Opps! I hit the edit button again instead of quote. Anyways Thanks! No wonder why I couldn't find one. Now you why I am known as Amd_Man and not Intel_Man. :4-dontkno


----------



## narmour (May 6, 2009)

Amd_Man said:


> Opps! I hit the edit button again instead of quote. Anyways Thanks! No wonder why I couldn't find one. Now you why I am known as Amd_Man and not Intel_Man. :4-dontkno


Same here really... I started it off! haha.

The i5 2500k would be my recommended gaming CPU to date, it's the best gaming CPU at the moment. Games don't utilize the extra threads the i7 has so an i7 for gaming is not needed.

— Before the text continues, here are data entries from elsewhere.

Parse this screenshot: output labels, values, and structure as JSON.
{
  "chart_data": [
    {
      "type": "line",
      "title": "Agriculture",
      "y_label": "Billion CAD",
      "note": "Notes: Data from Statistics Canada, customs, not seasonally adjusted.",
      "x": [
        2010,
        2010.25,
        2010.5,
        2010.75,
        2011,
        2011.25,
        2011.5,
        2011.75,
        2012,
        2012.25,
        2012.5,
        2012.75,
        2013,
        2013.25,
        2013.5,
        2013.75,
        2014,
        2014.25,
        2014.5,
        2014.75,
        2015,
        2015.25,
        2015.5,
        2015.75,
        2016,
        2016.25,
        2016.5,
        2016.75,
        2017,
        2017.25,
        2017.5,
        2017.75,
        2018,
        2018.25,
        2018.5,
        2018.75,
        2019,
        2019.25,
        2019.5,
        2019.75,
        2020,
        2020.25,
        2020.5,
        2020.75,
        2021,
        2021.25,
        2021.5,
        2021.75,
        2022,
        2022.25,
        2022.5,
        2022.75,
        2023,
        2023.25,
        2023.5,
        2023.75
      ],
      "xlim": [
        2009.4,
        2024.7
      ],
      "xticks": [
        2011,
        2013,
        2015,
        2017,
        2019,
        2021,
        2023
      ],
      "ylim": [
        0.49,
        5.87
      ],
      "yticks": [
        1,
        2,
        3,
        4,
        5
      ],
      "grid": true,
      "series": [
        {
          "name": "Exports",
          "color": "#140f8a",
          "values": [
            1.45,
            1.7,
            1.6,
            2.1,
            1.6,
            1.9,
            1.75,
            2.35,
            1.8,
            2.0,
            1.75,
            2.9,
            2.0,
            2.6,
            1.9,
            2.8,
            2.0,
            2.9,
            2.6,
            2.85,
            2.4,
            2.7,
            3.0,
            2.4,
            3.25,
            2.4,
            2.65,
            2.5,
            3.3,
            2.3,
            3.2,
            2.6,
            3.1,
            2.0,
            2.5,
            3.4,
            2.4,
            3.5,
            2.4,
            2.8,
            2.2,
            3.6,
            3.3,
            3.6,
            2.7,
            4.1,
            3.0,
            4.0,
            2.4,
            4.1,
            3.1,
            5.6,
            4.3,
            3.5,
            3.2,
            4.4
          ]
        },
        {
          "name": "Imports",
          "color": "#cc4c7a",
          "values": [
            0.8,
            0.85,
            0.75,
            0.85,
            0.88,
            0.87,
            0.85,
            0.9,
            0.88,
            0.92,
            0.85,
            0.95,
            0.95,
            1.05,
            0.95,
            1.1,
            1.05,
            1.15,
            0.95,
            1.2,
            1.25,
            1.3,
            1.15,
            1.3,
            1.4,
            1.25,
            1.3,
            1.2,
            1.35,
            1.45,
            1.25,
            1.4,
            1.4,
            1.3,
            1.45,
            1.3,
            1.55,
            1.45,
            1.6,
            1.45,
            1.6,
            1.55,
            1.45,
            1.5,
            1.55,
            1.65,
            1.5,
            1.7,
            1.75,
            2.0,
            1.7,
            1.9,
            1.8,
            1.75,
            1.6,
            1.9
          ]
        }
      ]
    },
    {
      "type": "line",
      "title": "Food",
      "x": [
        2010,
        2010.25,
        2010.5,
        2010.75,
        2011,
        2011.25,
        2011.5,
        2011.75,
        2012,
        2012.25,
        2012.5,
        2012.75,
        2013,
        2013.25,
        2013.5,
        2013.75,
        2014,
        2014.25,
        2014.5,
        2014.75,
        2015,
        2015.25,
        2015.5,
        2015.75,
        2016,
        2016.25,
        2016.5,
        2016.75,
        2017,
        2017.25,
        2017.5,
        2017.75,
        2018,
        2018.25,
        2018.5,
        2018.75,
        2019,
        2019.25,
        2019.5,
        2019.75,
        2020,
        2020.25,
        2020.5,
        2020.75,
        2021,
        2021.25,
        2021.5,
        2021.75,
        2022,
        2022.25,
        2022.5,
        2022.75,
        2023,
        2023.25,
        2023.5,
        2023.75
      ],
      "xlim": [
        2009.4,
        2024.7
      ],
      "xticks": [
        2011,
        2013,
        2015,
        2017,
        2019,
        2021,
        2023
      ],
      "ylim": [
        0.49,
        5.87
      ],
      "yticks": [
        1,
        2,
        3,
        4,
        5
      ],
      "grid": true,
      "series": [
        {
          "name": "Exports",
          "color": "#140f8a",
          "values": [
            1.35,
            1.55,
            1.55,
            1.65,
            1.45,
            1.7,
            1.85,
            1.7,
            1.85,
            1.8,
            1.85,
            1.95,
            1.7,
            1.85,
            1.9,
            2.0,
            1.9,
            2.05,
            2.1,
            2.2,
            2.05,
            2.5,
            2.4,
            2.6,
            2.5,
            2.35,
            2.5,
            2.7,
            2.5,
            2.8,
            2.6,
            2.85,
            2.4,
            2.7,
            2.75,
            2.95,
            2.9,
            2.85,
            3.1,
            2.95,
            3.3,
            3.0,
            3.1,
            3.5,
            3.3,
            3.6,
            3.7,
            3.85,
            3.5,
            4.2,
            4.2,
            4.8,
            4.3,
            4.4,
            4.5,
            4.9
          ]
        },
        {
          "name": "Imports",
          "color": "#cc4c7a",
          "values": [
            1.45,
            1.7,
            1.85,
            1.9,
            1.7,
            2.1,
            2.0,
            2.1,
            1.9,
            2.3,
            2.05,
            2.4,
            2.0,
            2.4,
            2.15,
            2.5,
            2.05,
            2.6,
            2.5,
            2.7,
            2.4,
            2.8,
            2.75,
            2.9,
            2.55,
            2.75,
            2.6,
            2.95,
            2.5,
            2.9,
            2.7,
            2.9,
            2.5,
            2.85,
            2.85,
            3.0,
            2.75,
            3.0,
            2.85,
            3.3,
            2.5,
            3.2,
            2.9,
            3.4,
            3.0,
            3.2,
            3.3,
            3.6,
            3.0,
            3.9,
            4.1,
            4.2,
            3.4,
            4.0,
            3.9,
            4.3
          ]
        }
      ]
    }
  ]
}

I recommend Corsair PSU's specifically the HX750 or AX750. And I think your GPU sould be beefier - going for the i5 instead of the i7 should give you more money to spend there.

\narm


----------



## Tyree (May 10, 2009)

Look over our suggested builds.
http://www.techsupportforum.com/for...evised-2011-and-updated-regularly-448272.html


----------



## Syck0 (Jul 20, 2011)

Tyree said:


> Look over our suggested builds.
> http://www.techsupportforum.com/for...evised-2011-and-updated-regularly-448272.html


i see that everybuild has a ati radeon GPU, dont like the Nvidia ?


----------



## Tyree (May 10, 2009)

Nothing wrong with Nvidia chipped GPU's, I prefer them, but ATI is the better bang for buck.
The components in the suggested builds are suggestions for hardware that we know to be top quality but they can be changed to personal preference.


----------



## Timer5 (Dec 13, 2009)

Hey Ati is a good company I swear by them my self.


----------